В понятии Козедубенко эти твари отличаются от перебежчиков только тем, что могут безнаказанно нарушать границу. Они топчут контрольно-следовую полосу, делают подкопы под инженерные сооружения. Сколько раз бывало, когда пограничники стремглав неслись туда, где приборы показывали ненормальности. В результате оказывалось, что тревога была ложной — пробежал шакал. О, как в такие моменты ненавидел их Иван! Разреши начальник заставы, и он за счет личного времени сидел бы в засаде, чтобы расстреливать шакальи своры.

— Напрасно, Козедубенко, ты так их не любишь, — сказал как-то ему сержант Сорокин. — Эти животные — своего рода санитары.
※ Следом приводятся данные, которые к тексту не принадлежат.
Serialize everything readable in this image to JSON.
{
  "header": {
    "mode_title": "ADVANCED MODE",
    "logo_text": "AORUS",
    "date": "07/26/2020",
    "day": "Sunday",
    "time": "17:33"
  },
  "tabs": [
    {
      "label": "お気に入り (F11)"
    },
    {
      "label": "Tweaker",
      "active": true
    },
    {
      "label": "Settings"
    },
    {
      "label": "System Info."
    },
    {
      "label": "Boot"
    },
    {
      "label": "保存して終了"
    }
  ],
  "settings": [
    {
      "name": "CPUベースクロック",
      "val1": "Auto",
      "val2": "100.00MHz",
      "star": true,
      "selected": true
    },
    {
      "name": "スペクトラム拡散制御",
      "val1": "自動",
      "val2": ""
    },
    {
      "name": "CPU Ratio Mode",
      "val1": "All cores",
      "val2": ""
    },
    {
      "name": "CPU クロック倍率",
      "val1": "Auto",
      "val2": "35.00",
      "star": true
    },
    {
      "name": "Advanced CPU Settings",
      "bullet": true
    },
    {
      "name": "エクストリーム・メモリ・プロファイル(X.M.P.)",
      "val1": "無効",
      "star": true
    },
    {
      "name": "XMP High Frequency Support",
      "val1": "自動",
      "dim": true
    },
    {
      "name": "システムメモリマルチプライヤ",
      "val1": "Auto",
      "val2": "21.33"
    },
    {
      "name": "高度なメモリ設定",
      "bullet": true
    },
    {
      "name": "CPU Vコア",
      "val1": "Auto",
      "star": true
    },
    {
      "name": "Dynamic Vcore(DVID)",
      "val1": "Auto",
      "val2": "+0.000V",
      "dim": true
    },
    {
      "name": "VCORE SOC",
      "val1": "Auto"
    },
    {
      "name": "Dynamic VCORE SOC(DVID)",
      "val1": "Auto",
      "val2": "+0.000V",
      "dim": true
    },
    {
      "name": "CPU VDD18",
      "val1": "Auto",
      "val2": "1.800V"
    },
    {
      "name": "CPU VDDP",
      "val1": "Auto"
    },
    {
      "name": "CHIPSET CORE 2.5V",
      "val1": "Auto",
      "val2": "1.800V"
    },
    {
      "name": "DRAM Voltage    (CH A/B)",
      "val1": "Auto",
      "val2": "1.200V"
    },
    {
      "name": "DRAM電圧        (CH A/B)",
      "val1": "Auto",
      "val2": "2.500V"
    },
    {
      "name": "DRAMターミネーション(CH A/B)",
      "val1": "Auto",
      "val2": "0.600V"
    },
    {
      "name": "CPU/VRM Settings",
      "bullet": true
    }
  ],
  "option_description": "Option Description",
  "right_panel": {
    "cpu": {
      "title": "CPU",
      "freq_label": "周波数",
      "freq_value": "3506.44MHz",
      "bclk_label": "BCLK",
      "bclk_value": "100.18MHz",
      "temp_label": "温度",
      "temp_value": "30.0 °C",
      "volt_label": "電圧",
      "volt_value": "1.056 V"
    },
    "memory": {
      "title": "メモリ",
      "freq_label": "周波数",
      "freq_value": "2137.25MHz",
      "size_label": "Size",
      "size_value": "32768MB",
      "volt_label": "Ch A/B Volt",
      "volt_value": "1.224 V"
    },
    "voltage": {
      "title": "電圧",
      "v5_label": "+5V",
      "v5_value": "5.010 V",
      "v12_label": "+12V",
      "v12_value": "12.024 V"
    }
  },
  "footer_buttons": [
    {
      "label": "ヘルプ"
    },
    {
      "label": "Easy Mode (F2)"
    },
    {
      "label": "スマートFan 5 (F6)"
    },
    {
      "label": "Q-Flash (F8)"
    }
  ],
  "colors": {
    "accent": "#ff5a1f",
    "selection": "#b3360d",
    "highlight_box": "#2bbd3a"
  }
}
Они подбирают всякую падаль.

Не убедил Ивана командир отделения.

— Разносчики чумы твои шакалы! — горячо отстаивал свою точку зрения ефрейтор. — Очищать нашу землю, куда ни шло. Но они же бегают туда и там жрут разную гадость, а потом, начиненные заразой, возвращаются. Вот и туркменская пословица «Лучшие дыни поедают шакалы» о чем говорит? О презрении народа к этой твари, об ее алчности и вредности.

До слуха донесся еле уловимый рокот мотора. Он приближался со стороны границы. «Наш сторожевой катер, — понял солдат. — В такую-то пору!»

Иван с особой симпатией относился к морякам-пограничникам. Как бы ни была трудна пограничная служба на земле, но на море, по его мнению, она сложнее и опаснее, там больше романтики и героизма.

Ефрейтор представил себе, как волны наскакивают на катер, обдавая моряков ледяной водой, и по его телу пробежали мурашки. Он зябко передернулся и начал ходить взад-вперед, размахивая руками. «Где же ты теперь, шакал? — раздраженно думал воин. — Какими тропинками будешь сегодня вилять?» И хотя нарушитель, конечно же, шел к границе впервые в своей жизни, у Ивана о нем было обобщенное понятие. «Сколько тебя можно учить? Сколько задерживать? — недовольствовал солдат, которого начал ощутимо пробирать холодный ветер. — Прошлый раз десять часов гнались за тобой. Ну и что? Догнали. А потом понесли на себе. Выдохся ведь. Вот так-то бегать от пограничников! А сегодня, думаешь, уйдешь? Накось — выкуси!»

Впереди, километра за два, одна за другой взметнулись цветные ракеты. Через считанные секунды раздались слабые щелчки. Почти одновременно вспороли небо два прожектора — с суши, справа от Козедубенко, и с катера.

«Началось!» — Иван прилег за кочку. Судя по тому, как яркие мечеобразные лучи, перекрещиваясь, шарили по земле, он понял, что цель прожектористами пока не обнаружена. Да это на неровной местности и нелегко сделать. Нарушитель использует все складки поверхности — ложбинки, бугры, ямы; укроется за холмом, переждет, пока над ним проскользнет луч и побежит дальше. Но поскольку ракеты известили пограничников, что нарушитель здесь, ему теперь не уйти. Задержать перебежчика — дело времени. Воина волновало другое: в каком направлении тот движется? Неужели он, ефрейтор Козедубенко, зря проторчал на холоде три с лишним часа?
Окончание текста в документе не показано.